Notes on statistical distance measures:
- Euclidean distance:The straight line distance between two points. Summing the square root of the squared differences between each coordinate.
- Cosine distance: Dividing the dot product of two vectors by the product of their lengths.
- Manhattan distance: The distance between two points measured along axes at right angles. Summing the absolute values of the difference between each coordinate.
- Hamming distance: The number of bits which differ between two binary strings.
- Levenshtein distance: The smallest number of insertions, deletions, and substitutions required to change one string or tree into another.
- Jaro-Winkler: A measure of similarity between two strings. The Jaro measure is the weighted sum of percentage of matched characters from each file and transposed characters. Winkler increased this measure for matching initial characters, then rescaled it by a piecewise function, whose intervals and weights depend on the type of string (first name, last name, street, etc.).

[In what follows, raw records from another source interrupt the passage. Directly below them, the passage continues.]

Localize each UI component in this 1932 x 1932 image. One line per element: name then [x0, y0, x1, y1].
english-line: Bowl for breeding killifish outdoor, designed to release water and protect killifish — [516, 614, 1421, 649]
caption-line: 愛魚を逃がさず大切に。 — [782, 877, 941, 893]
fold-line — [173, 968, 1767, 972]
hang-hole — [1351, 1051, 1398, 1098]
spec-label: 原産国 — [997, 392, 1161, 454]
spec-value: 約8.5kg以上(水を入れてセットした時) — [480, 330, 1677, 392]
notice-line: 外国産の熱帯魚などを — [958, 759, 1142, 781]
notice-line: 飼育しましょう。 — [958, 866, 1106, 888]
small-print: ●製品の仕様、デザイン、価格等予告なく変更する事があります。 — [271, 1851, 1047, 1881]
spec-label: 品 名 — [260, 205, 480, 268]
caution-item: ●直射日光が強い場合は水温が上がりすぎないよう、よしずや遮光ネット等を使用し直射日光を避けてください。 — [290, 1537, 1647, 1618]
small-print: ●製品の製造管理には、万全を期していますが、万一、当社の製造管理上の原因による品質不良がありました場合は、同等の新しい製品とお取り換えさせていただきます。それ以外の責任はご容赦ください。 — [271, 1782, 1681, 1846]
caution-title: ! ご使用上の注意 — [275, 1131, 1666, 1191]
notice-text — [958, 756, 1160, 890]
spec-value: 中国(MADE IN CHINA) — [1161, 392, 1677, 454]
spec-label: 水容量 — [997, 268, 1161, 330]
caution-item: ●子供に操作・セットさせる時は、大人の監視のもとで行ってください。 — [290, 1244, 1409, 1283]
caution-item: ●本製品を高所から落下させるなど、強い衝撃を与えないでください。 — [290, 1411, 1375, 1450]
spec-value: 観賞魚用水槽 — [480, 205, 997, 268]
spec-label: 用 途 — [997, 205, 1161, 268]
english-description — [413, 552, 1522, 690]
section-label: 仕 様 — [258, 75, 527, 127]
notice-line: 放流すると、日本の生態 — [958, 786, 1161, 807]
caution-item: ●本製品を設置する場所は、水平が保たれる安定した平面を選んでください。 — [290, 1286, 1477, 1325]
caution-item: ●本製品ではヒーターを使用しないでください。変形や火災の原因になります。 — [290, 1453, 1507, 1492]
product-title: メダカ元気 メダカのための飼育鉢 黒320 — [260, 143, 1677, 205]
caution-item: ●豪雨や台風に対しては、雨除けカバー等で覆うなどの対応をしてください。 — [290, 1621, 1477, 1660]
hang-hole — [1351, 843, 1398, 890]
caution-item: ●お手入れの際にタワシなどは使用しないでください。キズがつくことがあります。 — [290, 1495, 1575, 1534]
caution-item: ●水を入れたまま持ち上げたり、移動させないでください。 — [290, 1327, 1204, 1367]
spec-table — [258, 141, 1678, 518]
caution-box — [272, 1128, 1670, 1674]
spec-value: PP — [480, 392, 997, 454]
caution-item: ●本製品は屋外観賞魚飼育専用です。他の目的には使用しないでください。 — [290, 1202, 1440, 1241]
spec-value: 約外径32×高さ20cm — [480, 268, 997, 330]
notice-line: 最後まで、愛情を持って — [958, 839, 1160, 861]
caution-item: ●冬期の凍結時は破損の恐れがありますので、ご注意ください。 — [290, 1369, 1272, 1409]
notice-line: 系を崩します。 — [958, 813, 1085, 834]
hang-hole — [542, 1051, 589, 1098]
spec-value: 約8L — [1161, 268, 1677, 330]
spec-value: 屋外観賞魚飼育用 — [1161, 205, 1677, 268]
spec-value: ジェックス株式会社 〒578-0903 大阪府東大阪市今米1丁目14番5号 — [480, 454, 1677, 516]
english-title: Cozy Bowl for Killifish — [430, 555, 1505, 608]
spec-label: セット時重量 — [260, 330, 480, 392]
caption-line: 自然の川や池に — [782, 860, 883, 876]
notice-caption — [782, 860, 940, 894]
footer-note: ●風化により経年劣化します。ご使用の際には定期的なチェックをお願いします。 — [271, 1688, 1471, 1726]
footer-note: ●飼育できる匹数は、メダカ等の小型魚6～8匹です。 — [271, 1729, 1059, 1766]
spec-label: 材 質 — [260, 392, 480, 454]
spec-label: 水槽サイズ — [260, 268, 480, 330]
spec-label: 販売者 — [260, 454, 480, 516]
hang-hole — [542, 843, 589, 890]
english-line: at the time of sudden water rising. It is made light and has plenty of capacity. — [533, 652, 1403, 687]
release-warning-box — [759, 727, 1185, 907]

- Chebyshev distance: Finding the maximum difference between each coordinate. Also 'chessboard distance' due to the moves a king can make.
- Mahalanobis distance: Differs from Euclidean distance in that it takes into account the covariance among the variables in calculating distances and it is scale-invariant.
- Minkowski distance: a real-valued generalization of the integral L(n) distances: Manhattan = L1, Euclidean = L2. For high numbers of dimensions, very high exponents give more useful distances.
- Tanimoto distance: The Jaccard coefficient measures similarity between sample sets, and is defined as the size of the interception divided by the size of the union of the sample sets. The Jaccard distance measures dissimilarity between sample sets, is complementary to Jaccard coefficient (1- Jaccard coefficient coefficient). Tanimoto defined over values of non-zero similarity.